His two largest works are titled Pfeiffer Beach, California. The companion paintings render the subtle color of the sky above the sea and the wash of light over rocks exposed by the tide. But it is the cliffs of stone weathered by thousands of ocean years that share the character of the place.
Martin is humble about his work. “I’m not sure that rock isn’t a little too green,” he remarked during a tour of the watercolor exhibit. But visitors object. “That’s what makes is sing,” someone says. And Martin smiles. “I suppose so,” he muses.
Such is the life of a watercolor artist. It is not a science of perfection, but a performance of sorts that winds up soaking partially into the surface that makes each painting unique. And indeed, Martin’s skies often seem like they let light through from the back of the painting.
His epic rendering of Glacier National Park celebrates the stoic purple face of a mountain facing the west side of the Continental Divide. One sees the small traces of trails cut into the lower reaches of a mountain. That’s where people hike along a section of green alpine vegetation called the Garden Wall. But the mountain opposite the green pastures rears back as if to make that statement that it will persist despite the fact that snows and glaciers gracing its ledges are melting much faster than they once did.
Above and behind the incredible mountain face are churlish clouds that threaten rain and remind one that the mountain environment is never to be trifled with.
Likewise the painting titled Clouds Over Glacier captures mist-laden shoulders of anvil-shaped peaks where the lake below turns murky and dark. People who visit places such as Glacier recognize the fact that the weather will not always cooperate. The clouds often tumble down the slopes in avalanche fashion. Martin captures the solemnity and silence of these moments, and watercolor may be the perfect medium with which to do so.
His equally lyrical Yellow Mountains, China truly is a tip of the watercolor hat to the Chinese artists that have for centuries painted these same mountains to speak about matters spiritual, sensual and mystical. The upthrusted rocks seems to have souls of their own. Some are tipped by small trees that at once show the scale and temperament of the place. Clouds of mist huddle next to the peaks as if daring adventurers to enter a place so cloaked in white.

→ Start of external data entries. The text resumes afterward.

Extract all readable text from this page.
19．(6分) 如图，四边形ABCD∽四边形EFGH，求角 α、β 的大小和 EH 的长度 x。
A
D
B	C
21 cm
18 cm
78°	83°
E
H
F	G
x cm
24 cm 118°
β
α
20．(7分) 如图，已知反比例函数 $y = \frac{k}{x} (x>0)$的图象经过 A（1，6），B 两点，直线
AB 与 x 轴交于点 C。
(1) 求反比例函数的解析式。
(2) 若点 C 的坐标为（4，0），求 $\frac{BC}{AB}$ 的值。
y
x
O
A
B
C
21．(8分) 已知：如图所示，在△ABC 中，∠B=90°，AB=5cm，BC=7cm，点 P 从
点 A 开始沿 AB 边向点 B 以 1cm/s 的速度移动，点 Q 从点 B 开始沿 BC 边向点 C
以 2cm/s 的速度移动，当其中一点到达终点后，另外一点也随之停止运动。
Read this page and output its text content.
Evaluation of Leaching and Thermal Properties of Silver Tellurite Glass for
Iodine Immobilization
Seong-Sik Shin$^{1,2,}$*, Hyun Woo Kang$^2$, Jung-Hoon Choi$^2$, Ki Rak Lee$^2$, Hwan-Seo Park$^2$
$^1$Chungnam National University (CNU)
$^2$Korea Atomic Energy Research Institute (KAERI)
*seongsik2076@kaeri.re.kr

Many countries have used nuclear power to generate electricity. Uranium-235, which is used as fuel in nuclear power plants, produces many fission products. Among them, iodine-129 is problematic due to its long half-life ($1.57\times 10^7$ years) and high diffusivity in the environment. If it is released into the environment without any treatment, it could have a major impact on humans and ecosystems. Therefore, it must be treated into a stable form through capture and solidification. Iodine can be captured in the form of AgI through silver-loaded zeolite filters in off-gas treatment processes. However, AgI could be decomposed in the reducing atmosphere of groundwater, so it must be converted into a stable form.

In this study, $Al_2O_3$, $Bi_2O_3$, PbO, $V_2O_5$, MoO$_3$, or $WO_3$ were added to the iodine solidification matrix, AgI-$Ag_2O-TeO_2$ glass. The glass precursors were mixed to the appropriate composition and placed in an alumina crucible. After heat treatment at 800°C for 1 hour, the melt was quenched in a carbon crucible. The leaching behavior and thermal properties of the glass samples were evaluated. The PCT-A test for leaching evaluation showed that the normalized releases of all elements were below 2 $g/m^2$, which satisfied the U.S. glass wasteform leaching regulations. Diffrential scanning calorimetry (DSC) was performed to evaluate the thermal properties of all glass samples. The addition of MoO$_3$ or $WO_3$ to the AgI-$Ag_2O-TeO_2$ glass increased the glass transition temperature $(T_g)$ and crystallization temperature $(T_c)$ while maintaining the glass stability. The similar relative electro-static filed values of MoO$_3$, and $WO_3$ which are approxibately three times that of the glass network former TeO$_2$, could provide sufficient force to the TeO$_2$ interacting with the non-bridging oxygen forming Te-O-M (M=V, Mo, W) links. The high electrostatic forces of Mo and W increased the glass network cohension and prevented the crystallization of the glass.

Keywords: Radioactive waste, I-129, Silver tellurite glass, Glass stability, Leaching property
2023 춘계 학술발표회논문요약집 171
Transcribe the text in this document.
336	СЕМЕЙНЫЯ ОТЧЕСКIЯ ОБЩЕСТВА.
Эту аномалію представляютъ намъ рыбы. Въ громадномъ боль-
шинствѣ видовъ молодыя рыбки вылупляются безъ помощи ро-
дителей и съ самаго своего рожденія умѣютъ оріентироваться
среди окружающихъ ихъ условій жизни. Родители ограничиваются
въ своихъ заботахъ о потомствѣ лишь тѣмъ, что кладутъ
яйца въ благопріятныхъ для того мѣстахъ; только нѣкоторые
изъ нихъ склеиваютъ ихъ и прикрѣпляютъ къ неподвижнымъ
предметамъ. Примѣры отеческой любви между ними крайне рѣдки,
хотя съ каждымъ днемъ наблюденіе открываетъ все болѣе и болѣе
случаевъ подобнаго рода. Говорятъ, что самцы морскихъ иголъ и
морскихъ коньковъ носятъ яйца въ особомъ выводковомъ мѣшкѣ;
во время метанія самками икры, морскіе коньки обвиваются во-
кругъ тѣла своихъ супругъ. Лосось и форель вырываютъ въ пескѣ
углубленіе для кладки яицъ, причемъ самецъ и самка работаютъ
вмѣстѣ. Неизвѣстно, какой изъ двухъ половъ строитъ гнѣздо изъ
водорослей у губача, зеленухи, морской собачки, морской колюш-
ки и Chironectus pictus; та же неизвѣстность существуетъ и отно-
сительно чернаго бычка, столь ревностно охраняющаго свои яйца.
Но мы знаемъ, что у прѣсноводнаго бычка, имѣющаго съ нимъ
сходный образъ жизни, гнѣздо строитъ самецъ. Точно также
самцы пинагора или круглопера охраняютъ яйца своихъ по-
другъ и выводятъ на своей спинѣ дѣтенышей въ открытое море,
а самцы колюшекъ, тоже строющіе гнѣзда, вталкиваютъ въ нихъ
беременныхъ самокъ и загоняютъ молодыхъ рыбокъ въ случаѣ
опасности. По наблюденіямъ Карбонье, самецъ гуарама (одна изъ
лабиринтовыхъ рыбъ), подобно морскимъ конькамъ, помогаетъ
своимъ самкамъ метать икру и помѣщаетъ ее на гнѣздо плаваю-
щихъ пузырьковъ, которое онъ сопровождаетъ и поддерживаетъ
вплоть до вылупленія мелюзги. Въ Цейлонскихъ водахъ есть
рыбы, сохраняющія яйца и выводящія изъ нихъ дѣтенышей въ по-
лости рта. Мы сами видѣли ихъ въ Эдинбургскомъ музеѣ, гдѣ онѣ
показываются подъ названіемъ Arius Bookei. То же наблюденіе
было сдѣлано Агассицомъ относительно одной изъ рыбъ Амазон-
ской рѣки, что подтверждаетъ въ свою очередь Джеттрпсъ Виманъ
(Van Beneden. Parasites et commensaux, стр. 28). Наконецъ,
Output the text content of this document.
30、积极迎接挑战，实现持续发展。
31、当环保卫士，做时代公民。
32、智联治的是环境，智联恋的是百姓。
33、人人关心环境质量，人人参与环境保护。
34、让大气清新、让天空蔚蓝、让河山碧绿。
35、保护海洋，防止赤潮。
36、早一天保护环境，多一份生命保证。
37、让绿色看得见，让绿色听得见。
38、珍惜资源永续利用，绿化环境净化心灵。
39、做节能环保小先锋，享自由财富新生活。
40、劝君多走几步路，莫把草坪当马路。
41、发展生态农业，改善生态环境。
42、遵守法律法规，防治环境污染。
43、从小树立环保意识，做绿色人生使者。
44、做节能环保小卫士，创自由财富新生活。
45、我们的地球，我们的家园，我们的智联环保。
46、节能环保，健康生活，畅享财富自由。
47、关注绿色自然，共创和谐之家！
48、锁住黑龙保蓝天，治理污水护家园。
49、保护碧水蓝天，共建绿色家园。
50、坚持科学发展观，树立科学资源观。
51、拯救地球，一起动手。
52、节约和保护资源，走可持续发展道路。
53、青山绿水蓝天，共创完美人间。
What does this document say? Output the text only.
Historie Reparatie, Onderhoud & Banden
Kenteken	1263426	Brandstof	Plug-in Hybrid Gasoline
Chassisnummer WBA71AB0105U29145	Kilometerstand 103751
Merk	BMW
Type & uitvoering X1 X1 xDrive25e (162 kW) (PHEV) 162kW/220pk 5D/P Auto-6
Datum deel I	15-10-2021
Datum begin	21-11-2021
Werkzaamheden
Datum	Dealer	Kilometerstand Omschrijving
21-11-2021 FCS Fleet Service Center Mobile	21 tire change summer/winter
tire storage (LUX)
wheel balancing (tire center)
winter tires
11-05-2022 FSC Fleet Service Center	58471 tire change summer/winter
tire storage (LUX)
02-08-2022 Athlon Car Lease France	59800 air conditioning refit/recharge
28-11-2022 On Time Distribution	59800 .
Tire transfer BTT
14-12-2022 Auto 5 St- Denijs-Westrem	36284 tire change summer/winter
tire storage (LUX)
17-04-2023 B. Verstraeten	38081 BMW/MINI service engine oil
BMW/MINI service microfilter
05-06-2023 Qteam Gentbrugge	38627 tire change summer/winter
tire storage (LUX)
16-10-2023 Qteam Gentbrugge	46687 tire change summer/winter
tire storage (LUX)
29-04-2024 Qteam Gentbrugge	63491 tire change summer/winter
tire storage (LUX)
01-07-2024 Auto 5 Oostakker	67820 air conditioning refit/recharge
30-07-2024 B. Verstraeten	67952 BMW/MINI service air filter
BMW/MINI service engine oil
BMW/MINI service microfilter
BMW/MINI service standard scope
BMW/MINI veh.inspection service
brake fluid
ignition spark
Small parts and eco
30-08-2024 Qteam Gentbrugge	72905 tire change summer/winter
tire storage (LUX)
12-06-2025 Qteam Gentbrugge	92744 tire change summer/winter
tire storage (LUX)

It is no coincidence that next to the Chinese mountain painting hangs a contemplative piece called Koi. It depicts the calm presence of fish in a pool where one can see down into the water in places. Yet a dance of green leaves is reflected on the surface. Some of these leaf shapes seem to additionally reflect the shape of the fish hanging just below the surface. One might better call the painting “coy” rather than Koi.
Martin’s watercolors of rocky streams happily celebrate the boulders found where colors of brown and blue and green compete for attention. Meanwhile his more touristy studies of Tuscany and Lake Windermere are exercises in watercolor mastery that climb around the paper alternating washes and details.
Fellow artists will appreciate Martin’s economy and proficiency. Art lovers and tourists can enjoy the sense of place he captures without fussing too much or leaving anything out. In all, a fulfilling show for everyone.